Abstract

Introduction: Anticoagulation (AC) with warfarin or direct oral anticoagulants (DOAC) is the core of VTE treatment. Due to lower risk of VTE recurrence, American College of Chest Physicians (ACCP) recommends three months AC in patients with provoked VTE and without other indication for long-term AC. We aimed to assess how closely “real world” practice followed guideline recommendations. Hypothesis: We hypothesize most patients taking warfarin or DOAC for provoked VTE receive no more than three months AC. Patients who get prolonged AC are more likely to be taking DOAC than warfarin. Methods: We identified patients who initiated warfarin or DOAC from a six center AC clinic registry between 2008-20. Provoked VTE was defined as VTE after a transient risk factor: surgery, lower extremity cast/immobilization, childbirth, or OCPs. AC duration was categorized as <80, 80-120, or >120 days. Appropriate treatment window was defined as 80-120 days to adjust for variability in clinic scheduling. Median AC length for DOAC vs. warfarin was compared with a two-sample test.

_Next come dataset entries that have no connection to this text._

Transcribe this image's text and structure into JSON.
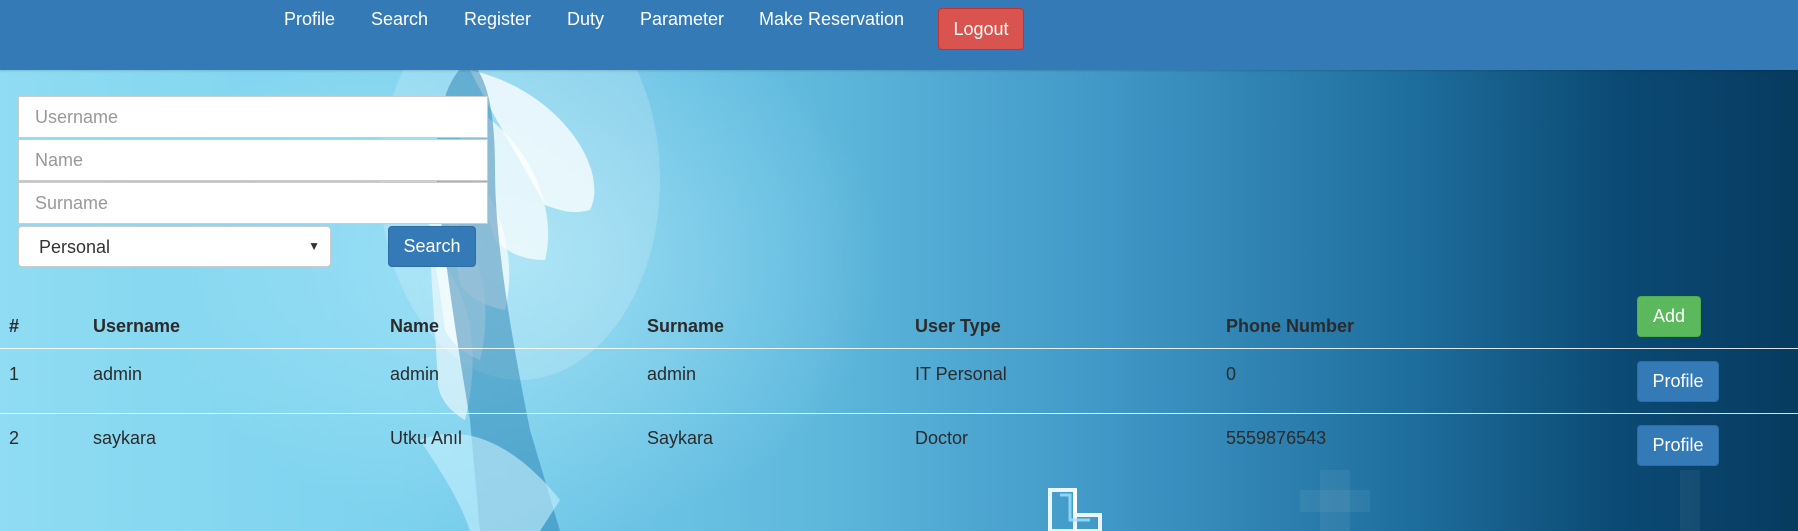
{
  "nav": {
    "items": [
      {
        "label": "Profile"
      },
      {
        "label": "Search"
      },
      {
        "label": "Register"
      },
      {
        "label": "Duty"
      },
      {
        "label": "Parameter"
      },
      {
        "label": "Make Reservation"
      }
    ],
    "logout_label": "Logout"
  },
  "search_form": {
    "username_placeholder": "Username",
    "name_placeholder": "Name",
    "surname_placeholder": "Surname",
    "user_type_selected": "Personal",
    "search_label": "Search"
  },
  "table": {
    "headers": [
      "#",
      "Username",
      "Name",
      "Surname",
      "User Type",
      "Phone Number"
    ],
    "add_label": "Add",
    "rows": [
      {
        "num": "1",
        "username": "admin",
        "name": "admin",
        "surname": "admin",
        "user_type": "IT Personal",
        "phone": "0",
        "action": "Profile"
      },
      {
        "num": "2",
        "username": "saykara",
        "name": "Utku Anıl",
        "surname": "Saykara",
        "user_type": "Doctor",
        "phone": "5559876543",
        "action": "Profile"
      }
    ]
  },
  "colors": {
    "navbar": "#337ab7",
    "logout": "#d9534f",
    "primary": "#337ab7",
    "success": "#5cb85c"
  }
}
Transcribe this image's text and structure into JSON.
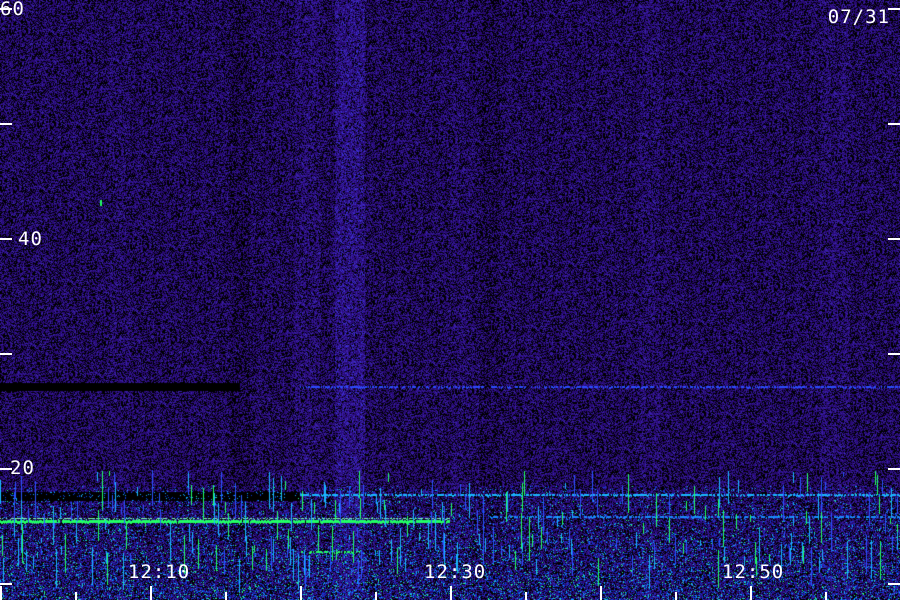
{
  "date_label": "07/31",
  "y_axis": {
    "min": 0,
    "max": 60,
    "labels": [
      {
        "value": 60,
        "text": "60"
      },
      {
        "value": 40,
        "text": "40"
      },
      {
        "value": 20,
        "text": "20"
      }
    ],
    "tick_values": [
      60,
      50,
      40,
      30,
      20,
      10
    ]
  },
  "x_axis": {
    "labels": [
      {
        "minutes": 10,
        "text": "12:10"
      },
      {
        "minutes": 30,
        "text": "12:30"
      },
      {
        "minutes": 50,
        "text": "12:50"
      }
    ]
  },
  "colors": {
    "background": "#000000",
    "noise_low": "#2a0a6e",
    "noise_high": "#3b26c8",
    "signal_cyan": "#1ab8ff",
    "signal_green": "#22ff66",
    "text": "#ffffff"
  }
}
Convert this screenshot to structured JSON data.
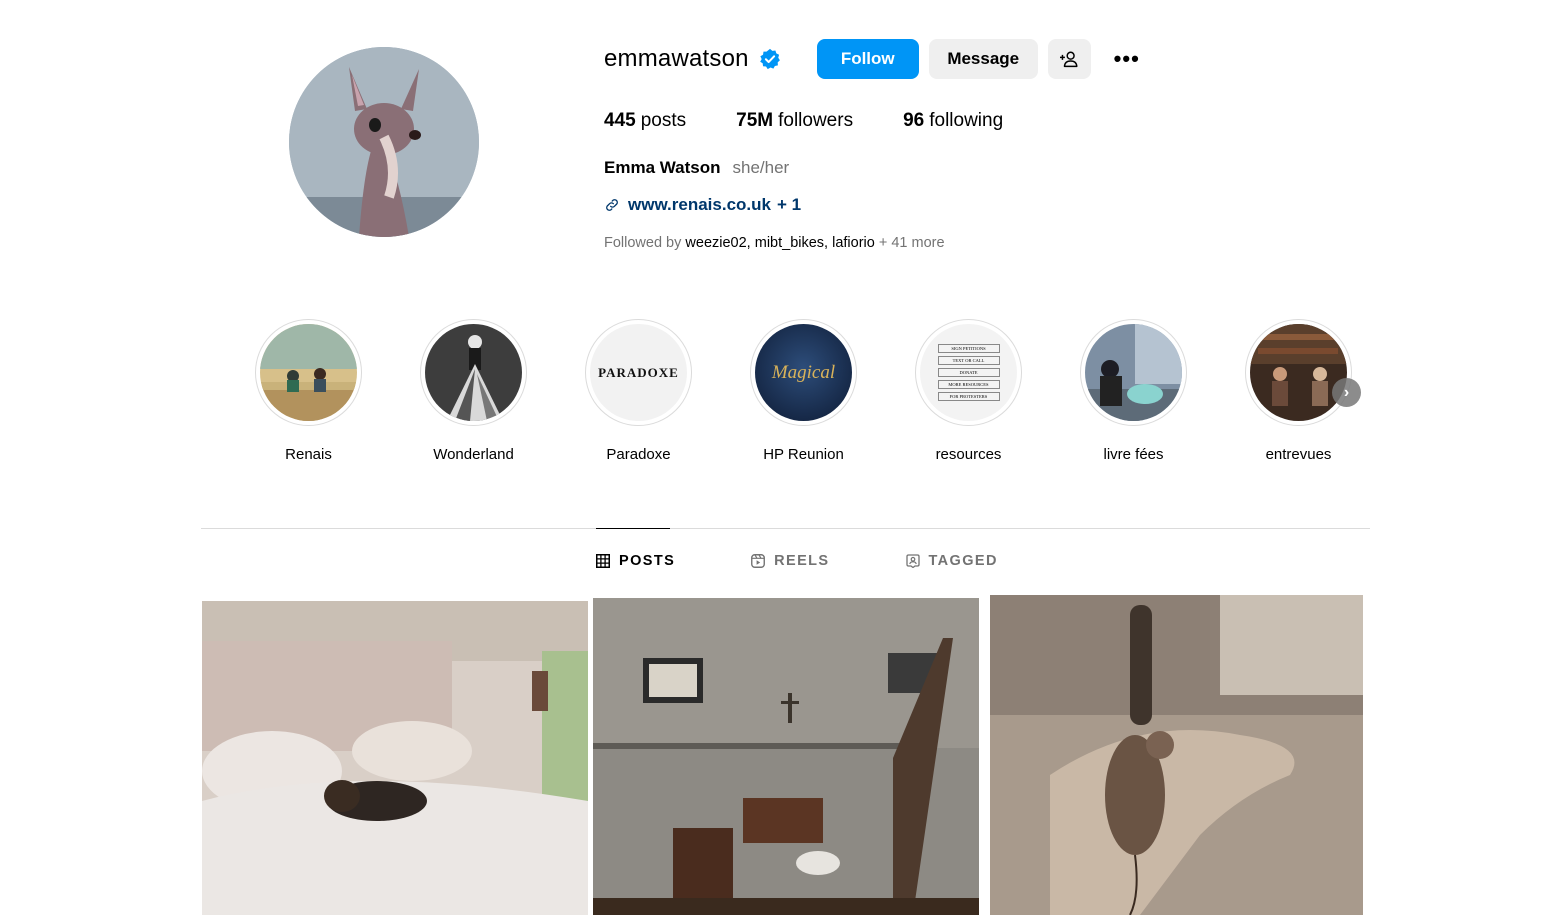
{
  "profile": {
    "username": "emmawatson",
    "verified": true,
    "buttons": {
      "follow": "Follow",
      "message": "Message",
      "add_user_icon": "person-add-icon",
      "more_icon": "more-horizontal-icon",
      "more_label": "•••"
    },
    "stats": [
      {
        "value": "445",
        "label": "posts"
      },
      {
        "value": "75M",
        "label": "followers"
      },
      {
        "value": "96",
        "label": "following"
      }
    ],
    "full_name": "Emma Watson",
    "pronouns": "she/her",
    "link": {
      "text": "www.renais.co.uk",
      "more": "+ 1"
    },
    "followed_by": {
      "prefix": "Followed by",
      "names": [
        "weezie02",
        "mibt_bikes",
        "lafiorio"
      ],
      "sep1": ", ",
      "sep2": ", ",
      "suffix": "+ 41 more"
    }
  },
  "highlights": [
    {
      "label": "Renais"
    },
    {
      "label": "Wonderland"
    },
    {
      "label": "Paradoxe",
      "cover_text": "PARADOXE"
    },
    {
      "label": "HP Reunion",
      "cover_text": "Magical"
    },
    {
      "label": "resources",
      "cover_items": [
        "SIGN PETITIONS",
        "TEXT OR CALL",
        "DONATE",
        "MORE RESOURCES",
        "FOR PROTESTERS"
      ]
    },
    {
      "label": "livre fées"
    },
    {
      "label": "entrevues"
    }
  ],
  "highlights_next_icon": "chevron-right-icon",
  "tabs": [
    {
      "label": "POSTS",
      "icon": "grid-icon",
      "active": true
    },
    {
      "label": "REELS",
      "icon": "reels-icon",
      "active": false
    },
    {
      "label": "TAGGED",
      "icon": "tagged-icon",
      "active": false
    }
  ],
  "colors": {
    "accent": "#0095f6",
    "button_bg": "#efefef",
    "link": "#00376b",
    "muted": "#737373"
  }
}
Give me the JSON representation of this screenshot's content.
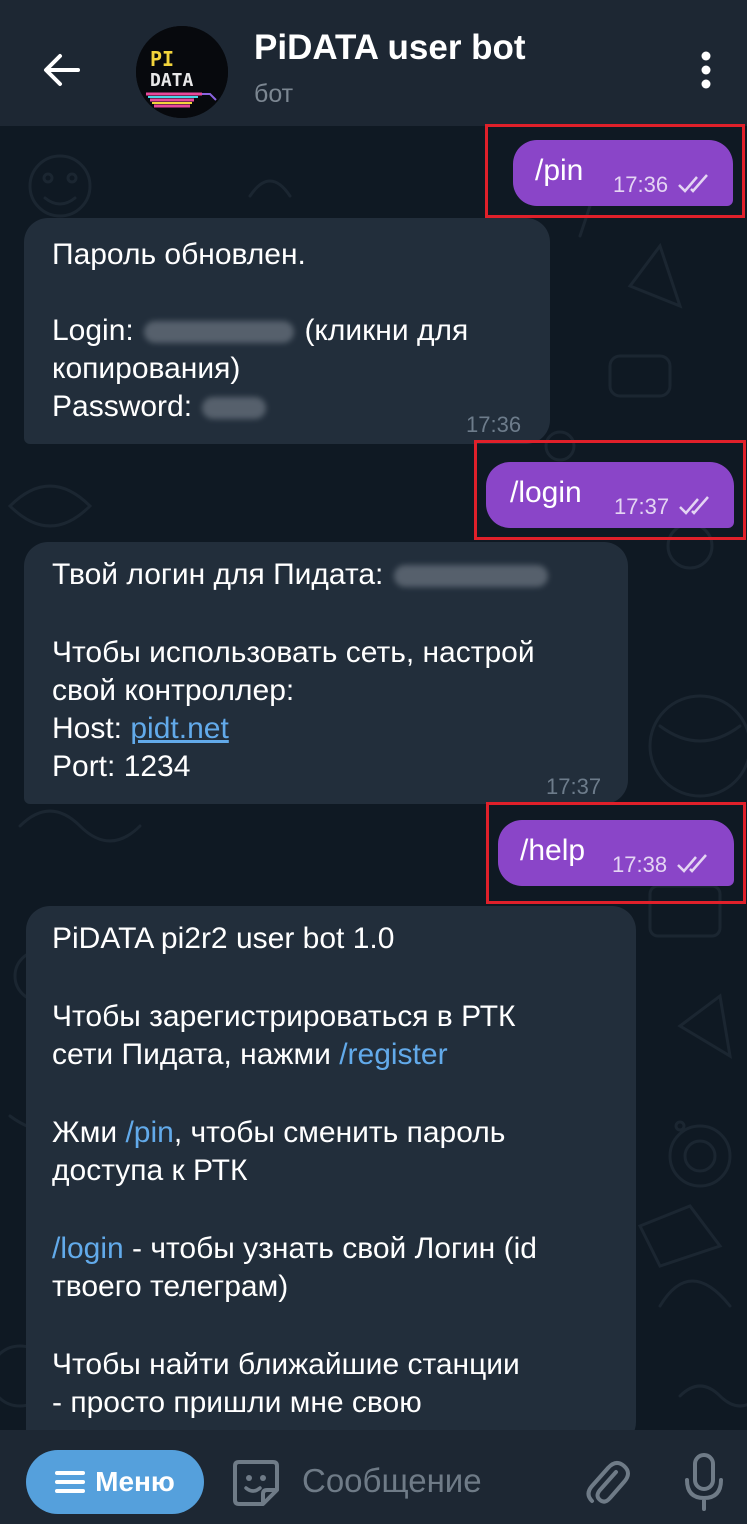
{
  "header": {
    "title": "PiDATA user bot",
    "subtitle": "бот",
    "avatar_text_top": "PI",
    "avatar_text_bottom": "DATA",
    "back_icon": "arrow-left-icon",
    "more_icon": "more-vertical-icon"
  },
  "messages": [
    {
      "kind": "out",
      "text": "/pin",
      "time": "17:36",
      "status": "read"
    },
    {
      "kind": "in",
      "line1": "Пароль обновлен.",
      "login_label": "Login:",
      "login_note": "(кликни для",
      "login_note2": "копирования)",
      "password_label": "Password:",
      "time": "17:36"
    },
    {
      "kind": "out",
      "text": "/login",
      "time": "17:37",
      "status": "read"
    },
    {
      "kind": "in",
      "line1": "Твой логин для Пидата:",
      "line2": "Чтобы использовать сеть, настрой",
      "line3": "свой контроллер:",
      "host_label": "Host:",
      "host_link": "pidt.net",
      "port": "Port: 1234",
      "time": "17:37"
    },
    {
      "kind": "out",
      "text": "/help",
      "time": "17:38",
      "status": "read"
    },
    {
      "kind": "in",
      "p1": "PiDATA pi2r2 user bot 1.0",
      "p2a": "Чтобы зарегистрироваться в РТК",
      "p2b": "сети Пидата, нажми",
      "p2cmd": "/register",
      "p3a_pre": "Жми",
      "p3cmd": "/pin",
      "p3a_post": ", чтобы сменить пароль",
      "p3b": "доступа к РТК",
      "p4cmd": "/login",
      "p4a_post": " - чтобы узнать свой Логин (id",
      "p4b": "твоего телеграм)",
      "p5a": "Чтобы найти ближайшие станции",
      "p5b": "- просто пришли мне свою"
    }
  ],
  "input": {
    "menu_label": "Меню",
    "placeholder": "Сообщение",
    "menu_icon": "hamburger-icon",
    "sticker_icon": "sticker-icon",
    "attach_icon": "paperclip-icon",
    "mic_icon": "microphone-icon"
  },
  "colors": {
    "outgoing_bubble": "#8a45c8",
    "incoming_bubble": "#222e3b",
    "header": "#1d2733",
    "link": "#62aaea",
    "highlight": "#e0202a"
  }
}
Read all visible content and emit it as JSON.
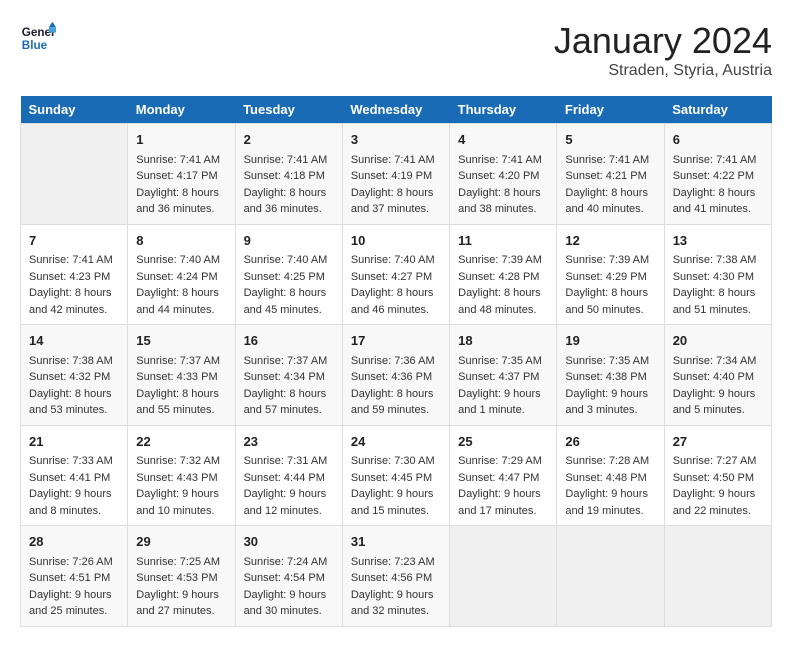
{
  "header": {
    "logo_line1": "General",
    "logo_line2": "Blue",
    "main_title": "January 2024",
    "subtitle": "Straden, Styria, Austria"
  },
  "calendar": {
    "days_of_week": [
      "Sunday",
      "Monday",
      "Tuesday",
      "Wednesday",
      "Thursday",
      "Friday",
      "Saturday"
    ],
    "weeks": [
      [
        {
          "day": "",
          "info": ""
        },
        {
          "day": "1",
          "info": "Sunrise: 7:41 AM\nSunset: 4:17 PM\nDaylight: 8 hours\nand 36 minutes."
        },
        {
          "day": "2",
          "info": "Sunrise: 7:41 AM\nSunset: 4:18 PM\nDaylight: 8 hours\nand 36 minutes."
        },
        {
          "day": "3",
          "info": "Sunrise: 7:41 AM\nSunset: 4:19 PM\nDaylight: 8 hours\nand 37 minutes."
        },
        {
          "day": "4",
          "info": "Sunrise: 7:41 AM\nSunset: 4:20 PM\nDaylight: 8 hours\nand 38 minutes."
        },
        {
          "day": "5",
          "info": "Sunrise: 7:41 AM\nSunset: 4:21 PM\nDaylight: 8 hours\nand 40 minutes."
        },
        {
          "day": "6",
          "info": "Sunrise: 7:41 AM\nSunset: 4:22 PM\nDaylight: 8 hours\nand 41 minutes."
        }
      ],
      [
        {
          "day": "7",
          "info": "Sunrise: 7:41 AM\nSunset: 4:23 PM\nDaylight: 8 hours\nand 42 minutes."
        },
        {
          "day": "8",
          "info": "Sunrise: 7:40 AM\nSunset: 4:24 PM\nDaylight: 8 hours\nand 44 minutes."
        },
        {
          "day": "9",
          "info": "Sunrise: 7:40 AM\nSunset: 4:25 PM\nDaylight: 8 hours\nand 45 minutes."
        },
        {
          "day": "10",
          "info": "Sunrise: 7:40 AM\nSunset: 4:27 PM\nDaylight: 8 hours\nand 46 minutes."
        },
        {
          "day": "11",
          "info": "Sunrise: 7:39 AM\nSunset: 4:28 PM\nDaylight: 8 hours\nand 48 minutes."
        },
        {
          "day": "12",
          "info": "Sunrise: 7:39 AM\nSunset: 4:29 PM\nDaylight: 8 hours\nand 50 minutes."
        },
        {
          "day": "13",
          "info": "Sunrise: 7:38 AM\nSunset: 4:30 PM\nDaylight: 8 hours\nand 51 minutes."
        }
      ],
      [
        {
          "day": "14",
          "info": "Sunrise: 7:38 AM\nSunset: 4:32 PM\nDaylight: 8 hours\nand 53 minutes."
        },
        {
          "day": "15",
          "info": "Sunrise: 7:37 AM\nSunset: 4:33 PM\nDaylight: 8 hours\nand 55 minutes."
        },
        {
          "day": "16",
          "info": "Sunrise: 7:37 AM\nSunset: 4:34 PM\nDaylight: 8 hours\nand 57 minutes."
        },
        {
          "day": "17",
          "info": "Sunrise: 7:36 AM\nSunset: 4:36 PM\nDaylight: 8 hours\nand 59 minutes."
        },
        {
          "day": "18",
          "info": "Sunrise: 7:35 AM\nSunset: 4:37 PM\nDaylight: 9 hours\nand 1 minute."
        },
        {
          "day": "19",
          "info": "Sunrise: 7:35 AM\nSunset: 4:38 PM\nDaylight: 9 hours\nand 3 minutes."
        },
        {
          "day": "20",
          "info": "Sunrise: 7:34 AM\nSunset: 4:40 PM\nDaylight: 9 hours\nand 5 minutes."
        }
      ],
      [
        {
          "day": "21",
          "info": "Sunrise: 7:33 AM\nSunset: 4:41 PM\nDaylight: 9 hours\nand 8 minutes."
        },
        {
          "day": "22",
          "info": "Sunrise: 7:32 AM\nSunset: 4:43 PM\nDaylight: 9 hours\nand 10 minutes."
        },
        {
          "day": "23",
          "info": "Sunrise: 7:31 AM\nSunset: 4:44 PM\nDaylight: 9 hours\nand 12 minutes."
        },
        {
          "day": "24",
          "info": "Sunrise: 7:30 AM\nSunset: 4:45 PM\nDaylight: 9 hours\nand 15 minutes."
        },
        {
          "day": "25",
          "info": "Sunrise: 7:29 AM\nSunset: 4:47 PM\nDaylight: 9 hours\nand 17 minutes."
        },
        {
          "day": "26",
          "info": "Sunrise: 7:28 AM\nSunset: 4:48 PM\nDaylight: 9 hours\nand 19 minutes."
        },
        {
          "day": "27",
          "info": "Sunrise: 7:27 AM\nSunset: 4:50 PM\nDaylight: 9 hours\nand 22 minutes."
        }
      ],
      [
        {
          "day": "28",
          "info": "Sunrise: 7:26 AM\nSunset: 4:51 PM\nDaylight: 9 hours\nand 25 minutes."
        },
        {
          "day": "29",
          "info": "Sunrise: 7:25 AM\nSunset: 4:53 PM\nDaylight: 9 hours\nand 27 minutes."
        },
        {
          "day": "30",
          "info": "Sunrise: 7:24 AM\nSunset: 4:54 PM\nDaylight: 9 hours\nand 30 minutes."
        },
        {
          "day": "31",
          "info": "Sunrise: 7:23 AM\nSunset: 4:56 PM\nDaylight: 9 hours\nand 32 minutes."
        },
        {
          "day": "",
          "info": ""
        },
        {
          "day": "",
          "info": ""
        },
        {
          "day": "",
          "info": ""
        }
      ]
    ]
  }
}
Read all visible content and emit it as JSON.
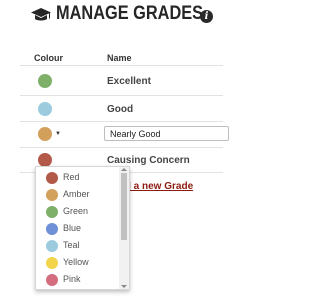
{
  "header": {
    "title": "MANAGE GRADES",
    "icon": "graduation-cap-icon",
    "info_icon": "i"
  },
  "table": {
    "headers": [
      "Colour",
      "Name"
    ],
    "rows": [
      {
        "name": "Excellent",
        "colour": "#7fb06a"
      },
      {
        "name": "Good",
        "colour": "#9ccbde"
      },
      {
        "name": "Nearly Good",
        "colour": "#d3a05b"
      },
      {
        "name": "Causing Concern",
        "colour": "#b3594a"
      }
    ]
  },
  "add_grade_label": "ld a new Grade",
  "colour_options": [
    {
      "label": "Red",
      "color": "#b3594a"
    },
    {
      "label": "Amber",
      "color": "#d3a05b"
    },
    {
      "label": "Green",
      "color": "#7fb06a"
    },
    {
      "label": "Blue",
      "color": "#6f8fd6"
    },
    {
      "label": "Teal",
      "color": "#9ccbde"
    },
    {
      "label": "Yellow",
      "color": "#f2d54b"
    },
    {
      "label": "Pink",
      "color": "#d46d80"
    }
  ]
}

Prevalence of extended AC was compared using chi-square test. Variables increasing risk of extended AC were analyzed with logistic regression, adjusted for baseline demographic and clinical characteristics. Results: At six centers, we identified 488 patients with provoked VTE on warfarin and 302 on DOAC. Average AC length was 137 days for warfarin and 180 days for DOAC (p<0.0001). 266 (54.5%) patients on warfarin and 215 (71.2%) on DOAC got >120 days of AC (p<0.001). Variables increasing risk of >120 days AC include recurrent VTE (OR 2.11; CI 1.34,3.32), prior MI (OR 4.09; CI 1.37,12.2), and DOAC use (OR 2.34; CI 1.69, 3.23) (Figure 1). Conclusions: In this multi-center analysis, most patients receive AC longer than guideline-recommended. DOAC use, recurrent VTE, and prior MI are associated with prolonged AC. Understanding the relationship between prior MI and AC duration in provoked VTE warrants future investigation.